La brume de l’aube s’évanouit avec le jour. La fraîcheur s’enfuit devant un soleil sans bémol. J’enchaîne machinalement et délicieusement les étapes matinales du lever de camp. Pisser comme un bienheureux. Faire partir un café. Sécher la tente. Plier son duvet. Petit déjeuner dans un réfectoire luxueux. Ranger les sacs dans les bidons étanches. Puis les bidons dans les bateaux. Contraintes dont on ne se lasse puisqu’elles annoncent le plaisir de se faire porter par le courant.

La réserve du Val d’Allier sera aujourd’hui notre fil rouge. Il faudrait théoriquement s’en éloigner pour pouvoir bivouaquer. Mais notre timing flaire déjà bon le campement illégal, façon garimperos… Nous profitons de la température encore clémente pour avancer. Une progression facile, exquise.

Nous choisissons pour la pause méridienne une plage à la confluence de la Sioule. La rivière est large, le paysage dégagé, la chaleur accablante car l’ombre absente. Une énorme souche et une grande bâche permettront de bâtir un abri éphémère et salutaire. Un pique-nique conséquent doublé d’un soleil écrasant nous forceront au temps calme, sieste pour mon frère d’armes, correspondance numérique pour ma part.

La seule possibilité de ravitaillement en bord de rivière se présente après le pont de Châtel Deneuvre sous la forme d’un petit camping. L’accostage y est folklorique, la berge pas aménagée. Mais tout ce dont nous avons besoin y sera : des sanitaires pour nos réserves d’eau, de la bière fraîche, une glace. Pour ce qui est de la soirée Moules Frites, on passera notre tour, préférant mettre à profit notre légère ébriété pour pagayer sous une chaleur maintenant bien plus humaine.

La quête du Feng Shui nous fera dévisager quelques plages propices au bivouac. Après quelque hésitation, nous en choisissons une. Une vaste plage de cailloux, une terrasse à l’herbe rase, signe de la présence des vaches, charolaises probablement. Sont elles encore là? La taille du pré est difficilement sondable à l’œil nu… Si elles n’ont pas déménagé, elles viendront se désaltérer ici, leur accès à l’eau est bien marqué…

Effectivement, elles viendront boire et faire connaissance avec les éphémères voisins que nous serons ce soir.

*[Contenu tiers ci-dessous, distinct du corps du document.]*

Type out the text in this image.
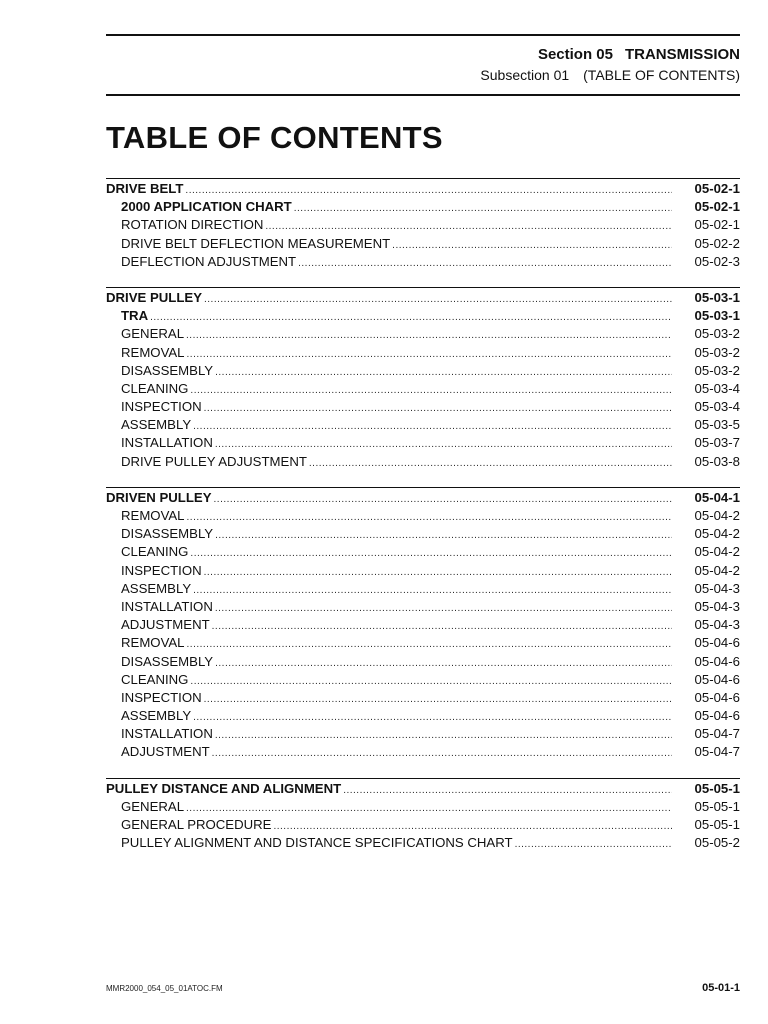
Section 05 TRANSMISSION
Subsection 01 (TABLE OF CONTENTS)
TABLE OF CONTENTS
DRIVE BELT .....	05-02-1
2000 APPLICATION CHART .....	05-02-1
ROTATION DIRECTION .....	05-02-1
DRIVE BELT DEFLECTION MEASUREMENT .....	05-02-2
DEFLECTION ADJUSTMENT .....	05-02-3
DRIVE PULLEY .....	05-03-1
TRA .....	05-03-1
GENERAL .....	05-03-2
REMOVAL .....	05-03-2
DISASSEMBLY .....	05-03-2
CLEANING .....	05-03-4
INSPECTION .....	05-03-4
ASSEMBLY .....	05-03-5
INSTALLATION .....	05-03-7
DRIVE PULLEY ADJUSTMENT .....	05-03-8
DRIVEN PULLEY .....	05-04-1
REMOVAL .....	05-04-2
DISASSEMBLY .....	05-04-2
CLEANING .....	05-04-2
INSPECTION .....	05-04-2
ASSEMBLY .....	05-04-3
INSTALLATION .....	05-04-3
ADJUSTMENT .....	05-04-3
REMOVAL .....	05-04-6
DISASSEMBLY .....	05-04-6
CLEANING .....	05-04-6
INSPECTION .....	05-04-6
ASSEMBLY .....	05-04-6
INSTALLATION .....	05-04-7
ADJUSTMENT .....	05-04-7
PULLEY DISTANCE AND ALIGNMENT .....	05-05-1
GENERAL .....	05-05-1
GENERAL PROCEDURE .....	05-05-1
PULLEY ALIGNMENT AND DISTANCE SPECIFICATIONS CHART .....	05-05-2
MMR2000_054_05_01ATOC.FM	05-01-1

En montant ma tente, je surveille les jeunes veaux, agités et curieux. Mais sans faire croire aux mères que je pourrais être un danger pour les petits. Car, à coup sûr, ça ne plairait pas au taureau qui dépasse allègrement la demi-tonne.

Pour limiter le nombre de chefs d’accusation, nous ne ferons pas de feu dans la réserve. Grâce au butane, le petit salé aux lentilles atteindra la température réglementaire.

Mes yeux se perdent dans le ciel de nuit. Le trafic y est intense, les satellites innombrables, l’immensité totale. Le bord d’Allier et les reflets mous de la lune dans les vaguelettes sont moins vertigineux, mais l’échelle me convient mieux.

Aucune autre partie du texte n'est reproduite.